Secondly, you should use your password manager’s password generator to get the security benefits. People might say that the passwords they create for themselves are strong and unique, but most people are not actually creative enough to generate unique, strong passwords themselves for all of their accounts. And there’s just no reason to waste effort coming up with passwords yourself when the password manager can do it for you.

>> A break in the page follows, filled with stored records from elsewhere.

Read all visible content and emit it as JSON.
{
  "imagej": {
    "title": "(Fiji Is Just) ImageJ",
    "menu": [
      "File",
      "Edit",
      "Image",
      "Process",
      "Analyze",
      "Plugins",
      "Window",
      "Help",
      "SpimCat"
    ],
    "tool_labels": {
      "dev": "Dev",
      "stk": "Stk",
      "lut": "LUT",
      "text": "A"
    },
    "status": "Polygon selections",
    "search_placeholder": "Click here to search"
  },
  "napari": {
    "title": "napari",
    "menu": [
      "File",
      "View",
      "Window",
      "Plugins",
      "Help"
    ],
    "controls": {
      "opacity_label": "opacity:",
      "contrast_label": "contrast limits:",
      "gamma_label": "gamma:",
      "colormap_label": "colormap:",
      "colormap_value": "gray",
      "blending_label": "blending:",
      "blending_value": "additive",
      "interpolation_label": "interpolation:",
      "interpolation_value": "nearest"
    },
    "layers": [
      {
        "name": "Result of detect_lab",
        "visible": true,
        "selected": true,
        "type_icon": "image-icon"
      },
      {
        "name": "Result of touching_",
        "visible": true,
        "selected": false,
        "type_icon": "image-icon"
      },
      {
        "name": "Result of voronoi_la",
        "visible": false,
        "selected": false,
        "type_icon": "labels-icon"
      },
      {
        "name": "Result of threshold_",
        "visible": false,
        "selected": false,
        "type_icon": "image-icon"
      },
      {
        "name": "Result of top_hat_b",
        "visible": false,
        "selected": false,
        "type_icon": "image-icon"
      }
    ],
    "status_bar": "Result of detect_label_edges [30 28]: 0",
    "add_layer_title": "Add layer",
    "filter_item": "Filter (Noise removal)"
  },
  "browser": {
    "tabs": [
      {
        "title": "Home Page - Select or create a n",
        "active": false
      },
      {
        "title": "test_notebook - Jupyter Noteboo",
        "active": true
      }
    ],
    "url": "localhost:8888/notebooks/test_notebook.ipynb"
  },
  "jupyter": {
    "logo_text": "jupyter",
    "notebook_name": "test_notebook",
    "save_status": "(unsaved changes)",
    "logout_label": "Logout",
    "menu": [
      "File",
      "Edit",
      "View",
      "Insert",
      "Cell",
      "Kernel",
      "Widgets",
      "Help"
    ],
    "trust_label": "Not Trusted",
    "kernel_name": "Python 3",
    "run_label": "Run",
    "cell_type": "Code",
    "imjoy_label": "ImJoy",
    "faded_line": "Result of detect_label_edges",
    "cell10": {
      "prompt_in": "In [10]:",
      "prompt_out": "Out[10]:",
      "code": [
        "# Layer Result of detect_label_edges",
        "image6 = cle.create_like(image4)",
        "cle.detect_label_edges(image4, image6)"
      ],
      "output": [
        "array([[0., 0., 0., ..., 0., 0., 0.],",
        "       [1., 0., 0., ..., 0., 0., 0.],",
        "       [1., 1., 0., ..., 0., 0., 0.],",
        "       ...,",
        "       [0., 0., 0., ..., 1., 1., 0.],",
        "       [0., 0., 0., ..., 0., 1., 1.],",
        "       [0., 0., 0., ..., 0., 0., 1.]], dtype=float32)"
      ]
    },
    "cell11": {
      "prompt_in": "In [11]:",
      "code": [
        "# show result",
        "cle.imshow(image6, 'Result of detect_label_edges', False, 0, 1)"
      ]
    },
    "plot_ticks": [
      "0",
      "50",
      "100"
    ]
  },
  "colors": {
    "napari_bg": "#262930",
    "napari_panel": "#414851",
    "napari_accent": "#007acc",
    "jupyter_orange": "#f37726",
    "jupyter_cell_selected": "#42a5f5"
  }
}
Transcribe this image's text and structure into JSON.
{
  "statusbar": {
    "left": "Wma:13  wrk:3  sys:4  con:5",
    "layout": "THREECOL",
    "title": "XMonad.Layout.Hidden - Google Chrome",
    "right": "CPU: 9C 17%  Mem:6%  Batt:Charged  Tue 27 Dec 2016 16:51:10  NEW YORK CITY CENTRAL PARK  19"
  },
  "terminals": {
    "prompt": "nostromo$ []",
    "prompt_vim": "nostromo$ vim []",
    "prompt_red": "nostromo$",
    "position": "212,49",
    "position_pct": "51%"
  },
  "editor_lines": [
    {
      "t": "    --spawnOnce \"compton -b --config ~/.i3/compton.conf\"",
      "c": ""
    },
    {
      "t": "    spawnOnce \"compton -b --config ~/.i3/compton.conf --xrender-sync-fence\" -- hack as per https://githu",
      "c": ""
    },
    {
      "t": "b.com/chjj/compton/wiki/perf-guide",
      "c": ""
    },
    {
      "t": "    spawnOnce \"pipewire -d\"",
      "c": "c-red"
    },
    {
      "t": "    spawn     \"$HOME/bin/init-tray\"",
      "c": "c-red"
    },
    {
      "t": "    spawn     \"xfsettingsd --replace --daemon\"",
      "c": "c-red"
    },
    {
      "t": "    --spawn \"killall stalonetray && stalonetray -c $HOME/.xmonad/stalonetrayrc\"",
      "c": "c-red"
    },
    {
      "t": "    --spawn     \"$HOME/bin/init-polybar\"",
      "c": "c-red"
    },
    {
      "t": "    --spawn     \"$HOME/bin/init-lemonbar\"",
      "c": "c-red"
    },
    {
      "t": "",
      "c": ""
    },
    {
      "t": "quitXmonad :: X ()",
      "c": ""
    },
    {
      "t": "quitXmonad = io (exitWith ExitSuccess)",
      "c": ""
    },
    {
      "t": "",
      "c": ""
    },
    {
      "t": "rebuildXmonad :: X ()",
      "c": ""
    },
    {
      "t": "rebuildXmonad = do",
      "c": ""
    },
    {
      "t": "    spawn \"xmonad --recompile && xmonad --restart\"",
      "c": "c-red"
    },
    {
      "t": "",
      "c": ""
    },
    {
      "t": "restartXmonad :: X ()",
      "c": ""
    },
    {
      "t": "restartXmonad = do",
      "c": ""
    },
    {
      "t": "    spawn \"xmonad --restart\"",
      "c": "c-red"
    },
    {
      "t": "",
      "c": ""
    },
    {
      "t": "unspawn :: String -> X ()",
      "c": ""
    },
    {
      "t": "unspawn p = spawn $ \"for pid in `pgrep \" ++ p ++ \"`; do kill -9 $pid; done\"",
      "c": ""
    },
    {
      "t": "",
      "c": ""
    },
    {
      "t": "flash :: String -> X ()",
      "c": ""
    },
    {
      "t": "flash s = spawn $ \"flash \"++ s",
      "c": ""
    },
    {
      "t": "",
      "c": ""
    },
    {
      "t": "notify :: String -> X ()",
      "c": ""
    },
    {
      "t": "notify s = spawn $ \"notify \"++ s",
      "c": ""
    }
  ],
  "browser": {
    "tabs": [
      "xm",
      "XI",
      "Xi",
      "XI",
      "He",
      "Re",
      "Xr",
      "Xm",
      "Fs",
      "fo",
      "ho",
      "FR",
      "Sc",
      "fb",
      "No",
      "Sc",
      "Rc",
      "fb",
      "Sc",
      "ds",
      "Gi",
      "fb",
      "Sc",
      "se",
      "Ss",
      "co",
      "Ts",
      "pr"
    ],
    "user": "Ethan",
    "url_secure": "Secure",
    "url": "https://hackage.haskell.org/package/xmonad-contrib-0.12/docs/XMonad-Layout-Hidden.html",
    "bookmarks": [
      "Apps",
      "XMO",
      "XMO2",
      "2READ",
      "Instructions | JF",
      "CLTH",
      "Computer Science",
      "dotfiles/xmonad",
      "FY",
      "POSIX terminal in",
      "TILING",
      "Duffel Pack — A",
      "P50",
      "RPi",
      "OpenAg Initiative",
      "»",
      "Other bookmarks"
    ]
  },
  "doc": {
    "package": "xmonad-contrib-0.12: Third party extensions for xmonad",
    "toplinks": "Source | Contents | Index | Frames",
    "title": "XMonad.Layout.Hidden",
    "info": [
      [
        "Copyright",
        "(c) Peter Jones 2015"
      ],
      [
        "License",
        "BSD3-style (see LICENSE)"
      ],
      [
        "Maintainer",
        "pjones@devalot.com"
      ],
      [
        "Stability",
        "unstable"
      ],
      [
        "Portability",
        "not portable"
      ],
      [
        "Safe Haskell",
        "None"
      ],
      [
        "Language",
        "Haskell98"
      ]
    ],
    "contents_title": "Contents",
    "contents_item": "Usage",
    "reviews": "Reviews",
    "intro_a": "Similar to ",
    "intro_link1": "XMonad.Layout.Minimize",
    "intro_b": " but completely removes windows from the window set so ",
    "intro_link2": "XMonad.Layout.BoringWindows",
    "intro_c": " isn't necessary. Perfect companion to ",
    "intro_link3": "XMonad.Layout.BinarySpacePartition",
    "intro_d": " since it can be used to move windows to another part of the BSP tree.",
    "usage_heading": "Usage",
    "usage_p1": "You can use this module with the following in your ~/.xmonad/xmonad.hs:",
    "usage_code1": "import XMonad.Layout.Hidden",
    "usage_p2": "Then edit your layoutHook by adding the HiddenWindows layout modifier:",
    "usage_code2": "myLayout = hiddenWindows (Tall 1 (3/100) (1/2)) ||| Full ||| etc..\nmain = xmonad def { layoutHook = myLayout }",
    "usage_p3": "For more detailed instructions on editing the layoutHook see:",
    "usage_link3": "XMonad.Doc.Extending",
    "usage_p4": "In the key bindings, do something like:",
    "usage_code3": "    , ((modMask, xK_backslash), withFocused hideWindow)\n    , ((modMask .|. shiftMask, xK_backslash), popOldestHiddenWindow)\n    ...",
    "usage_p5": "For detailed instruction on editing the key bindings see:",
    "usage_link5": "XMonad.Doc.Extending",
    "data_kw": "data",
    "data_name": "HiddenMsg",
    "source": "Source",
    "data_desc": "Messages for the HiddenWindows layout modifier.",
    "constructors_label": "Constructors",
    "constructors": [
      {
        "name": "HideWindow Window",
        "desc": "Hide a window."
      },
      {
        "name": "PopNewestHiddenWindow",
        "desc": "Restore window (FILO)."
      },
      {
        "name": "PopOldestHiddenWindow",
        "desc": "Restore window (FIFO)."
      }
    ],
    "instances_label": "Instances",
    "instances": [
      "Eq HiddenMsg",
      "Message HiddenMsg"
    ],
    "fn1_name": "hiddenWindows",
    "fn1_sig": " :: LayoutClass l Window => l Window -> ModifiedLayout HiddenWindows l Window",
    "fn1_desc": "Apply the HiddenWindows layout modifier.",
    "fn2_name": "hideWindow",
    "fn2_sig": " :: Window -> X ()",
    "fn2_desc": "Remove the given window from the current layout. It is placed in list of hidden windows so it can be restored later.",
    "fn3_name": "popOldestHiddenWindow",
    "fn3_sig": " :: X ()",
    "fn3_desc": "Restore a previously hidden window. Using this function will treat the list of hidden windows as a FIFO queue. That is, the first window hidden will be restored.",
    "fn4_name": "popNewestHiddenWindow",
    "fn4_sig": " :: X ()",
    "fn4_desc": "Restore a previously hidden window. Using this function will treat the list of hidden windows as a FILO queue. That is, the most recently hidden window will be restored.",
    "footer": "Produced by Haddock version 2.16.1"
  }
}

If your password manager offers multi-factor authentication with an app like Authy or Google Authenticator, or with a physical security key, use it! (Text message multi-factor authentication is also better than nothing, but not as secure as other types of multi-factor authentication.)

It is important to make sure that you take the standard precautions (antivirus software, caution about downloading software and files from unknown sources) to avoid getting malware on your devices, since malware could include keyloggers that could steal your master password.

How safe is writing your passwords down on a sheet of paper?

SP: Before I used a password manager, I had a little book where I wrote down my randomly generated passwords for important work and financial accounts. From a security standpoint, that was probably reasonably safe. If you’re actually going to use strong passwords and unique passwords and write them down somewhere and that works for you, and you’re not a person who would be a high-risk target like a celebrity or politician, then you’re probably fine. But for me, that approach to managing passwords was not really very usable or convenient. Sometimes I would leave the book at home when I needed it at work or vice versa. Sometimes I would change a password and forget to change it in the book. But if it works for you, and you’re using good passwords—strong and unique passwords for each important account—and your book is physically safe, then you’re probably fine.

What password manager should I use?

SP: There are many good options. If you want a third-party password manager, there are a number of reputable options available such as 1Password, Bitwarden, and Dashlane. Some will require that you pay for a subscription to be able to do things like syncing passwords between devices. However, if you’d prefer not to install software or pay for anything, you can still consider using built-in password managers like the password saving features in Mac/iOS devices (which can sync among Apple devices using your iCloud account, if you have one) or in browsers like Google Chrome. If you do this, just make sure that you are using a strong and unique password for the account where your passwords are stored (e.g. your Apple ID or Google account), and use the password generator to create unique passwords! Some of these are not quite as secure as third-party password managers, but this is still better than reusing a simple password across multiple accounts!